Harvard was plagued by inconsistency throughout the game—the home side was dominant at times and struggled at others.
“We played very well in spurts, but I don’t think we had that for the entire game,” Killorn said.
Both Killorn and Donato pointed out that there were likely some rust and nerves, as expected in the first game of a season. Princeton was playing in its third game on the year.
“No matter how long you practice, it’s different than an actual game,” Killorn said.
Donato was quick to give the Tigers credit for their physical play.
“They made it tough in front of the net,” Donato said.
Considering three of Princeton’s four goals came on the power play, the Crimson’s penalty kill will be an area of heavy focus early in the season.
“We could definitely do a much better job blocking shots [on the penalty kill]” captain defenseman Ryan Grimshaw said. “But I think a lot of kids are ready to get their bodies in front of pucks.”
Despite a tough loss, Harvard will take a few positives away from the game. While the penalty kill struggled, the Crimson’s power play was strong.
Of the four power plays it drew, Harvard converted on one and scored just as another expired.

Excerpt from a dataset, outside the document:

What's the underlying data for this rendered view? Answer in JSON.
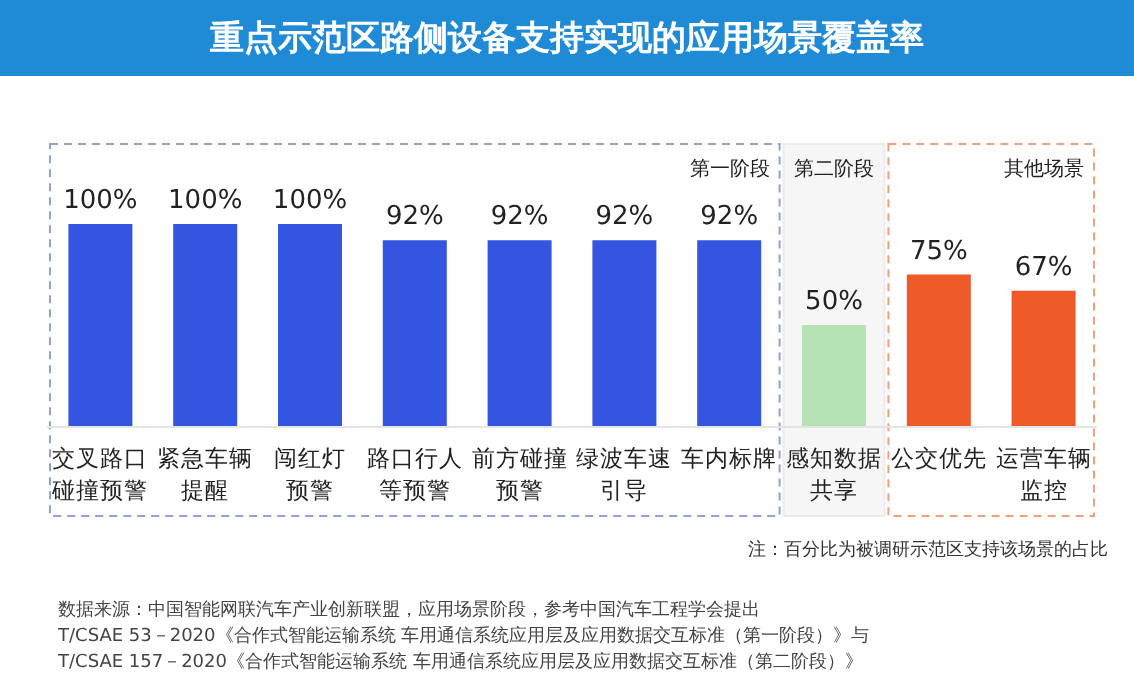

Michalek made 34 saves in net, including two impressive stops on Tiger breakaways in the third period to keep Harvard within striking distance.
Princeton did score four goals, but two came on rebounded loose pucks in front of the net.
Donato also complimented the play of freshman defenseman Patrick McNally in solidifying the Crimson defense.
The game marked the first collegiate experience for the Crimson’s highly touted freshmen class.
Along with McNally and Michalek, forwards Colin Blackwell, Tommy O’Regan and Petr Placek, and defenseman Max Everson all saw their first game action for Harvard.
While the Crimson players hope to avoid playing from behind in future games, there was a silver lining to be found in the close loss.
“It does speak a lot to the character we have of this team,” Grimshaw said. “We battled back.”